Ces petits avertissements, que l’auguste république de Genève daigne lui donner, la corrigera sans doute, et le roi lui en aura une très grande obligation.
Nous vous prions, Mme Denis et moi, de vouloir bien présenter nos très humbles remerciements à monsieur le syndic de la garde et à monsieur le commandant de la sublime porte de Cornevin 5.
On dit le pain ramende 6 dans la superbe ville de Gex, et que le blé n’y vaut plus que 24 livres la coupe, c’est-à-dire 50 livres le setier ; c’est marché donné. Rien ne fait mieux voir la haute prudence des Welches, qui vendirent tout leur blé en 1769, ne se doutant pas qu’ils auraient faim en 1770.

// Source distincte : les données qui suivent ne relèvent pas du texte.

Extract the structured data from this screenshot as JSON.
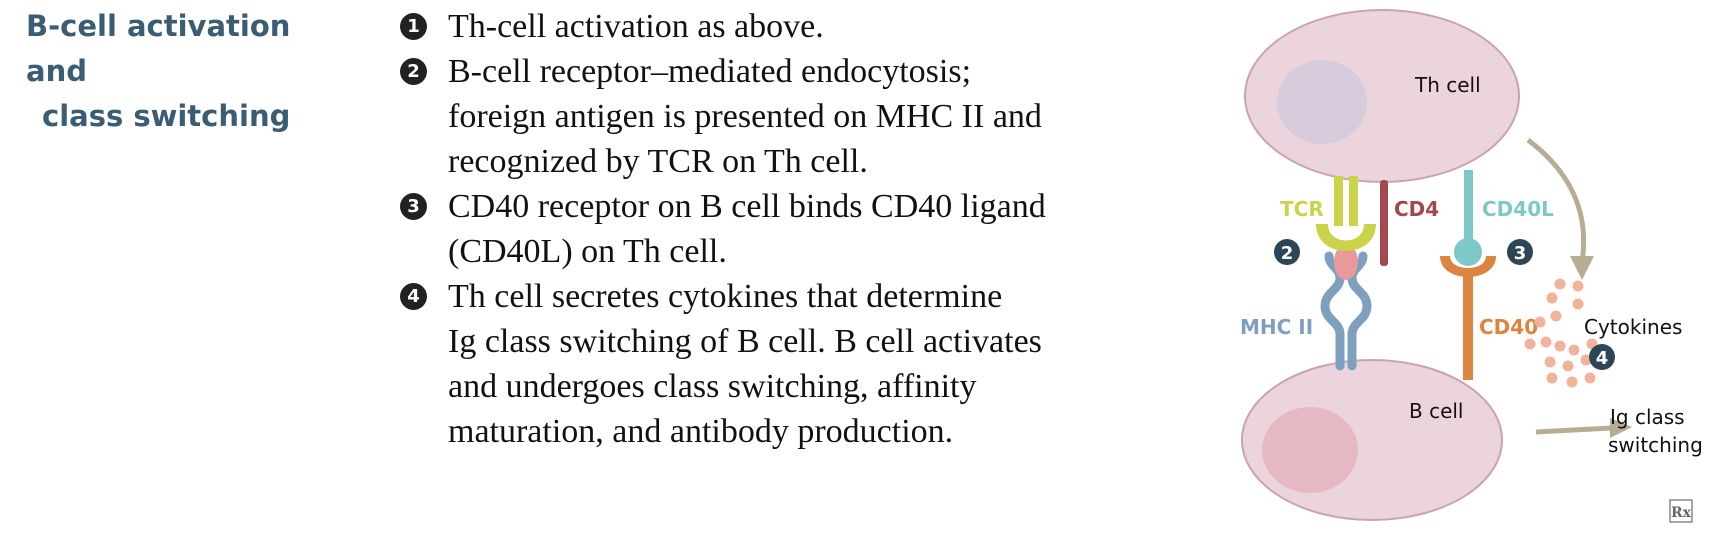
{
  "heading": {
    "line1": "B-cell activation and",
    "line2": "class switching"
  },
  "steps": [
    {
      "number": "1",
      "lines": [
        "Th-cell activation as above."
      ]
    },
    {
      "number": "2",
      "lines": [
        "B-cell receptor–mediated endocytosis;",
        "foreign antigen is presented on MHC II and",
        "recognized by TCR on Th cell."
      ]
    },
    {
      "number": "3",
      "lines": [
        "CD40 receptor on B cell binds CD40 ligand",
        "(CD40L) on Th cell."
      ]
    },
    {
      "number": "4",
      "lines": [
        "Th cell secretes cytokines that determine",
        "Ig class switching of B cell. B cell activates",
        "and undergoes class switching, affinity",
        "maturation, and antibody production."
      ]
    }
  ],
  "diagram": {
    "th_cell_label": "Th cell",
    "b_cell_label": "B cell",
    "tcr_label": "TCR",
    "cd4_label": "CD4",
    "cd40l_label": "CD40L",
    "mhc2_label": "MHC II",
    "cd40_label": "CD40",
    "cytokines_label": "Cytokines",
    "ig_label_line1": "Ig class",
    "ig_label_line2": "switching",
    "marker_2": "2",
    "marker_3": "3",
    "marker_4": "4",
    "rx_logo": "Rx",
    "colors": {
      "cell_fill": "#ecd4dc",
      "cell_stroke": "#c9a3b2",
      "th_nucleus": "#d7ccdc",
      "b_nucleus": "#e6b8c3",
      "tcr": "#c9d44a",
      "cd4": "#a3484c",
      "cd40l": "#7ec8c8",
      "mhc2": "#7f9fbf",
      "cd40": "#dd8540",
      "antigen": "#e89a9a",
      "cytokine": "#f0b49a",
      "arrow": "#b7ad95",
      "marker": "#2c4655"
    }
  }
}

Bonsoir, monsieur, l’oncle et la nièce vous font les plus tendres compliments.
16è juin 1770 à Ferney.»
1 Une bonne partie de ces termes et d'autres fragments du dialogue sont reproduits dans les pièces conservées dans les papiers de Hennin et dans les registres du conseil de Genève . L'information des autorités genevoises ne dément pas les propos tenus par le sergent Raisin qui fut « censuré » et « envoyé aux prisons pour trois jours » mais souligne que « le domestique du sr de Voltaire a insulté et fait résistance à la garde, refusant de s'arrêter pour que la voiture qu'il conduisait fut visitée, suivant l’ordre publié de la part du Conseil, et que c'est cette résistance qui a occasionné la dispute « . Le Conseil, rendant justice à Voltaire sur les insultes, en demanda au résident sur la résistance de son domestique. Celui-ci « conv[int] que le domestique avait tort » mais « ne donna aucune espérance qu'il put obtenir aucune satisfaction du sr de Voltaire sur les insolences de son domestique ». pour recevoir tous ceux auxquels le bouleversement général inspire le desseins de chercher une autre patrie . » L’incident est assez caractéristique de l'attitude de V* à un moment où il se sent soutenu contre les Genevois .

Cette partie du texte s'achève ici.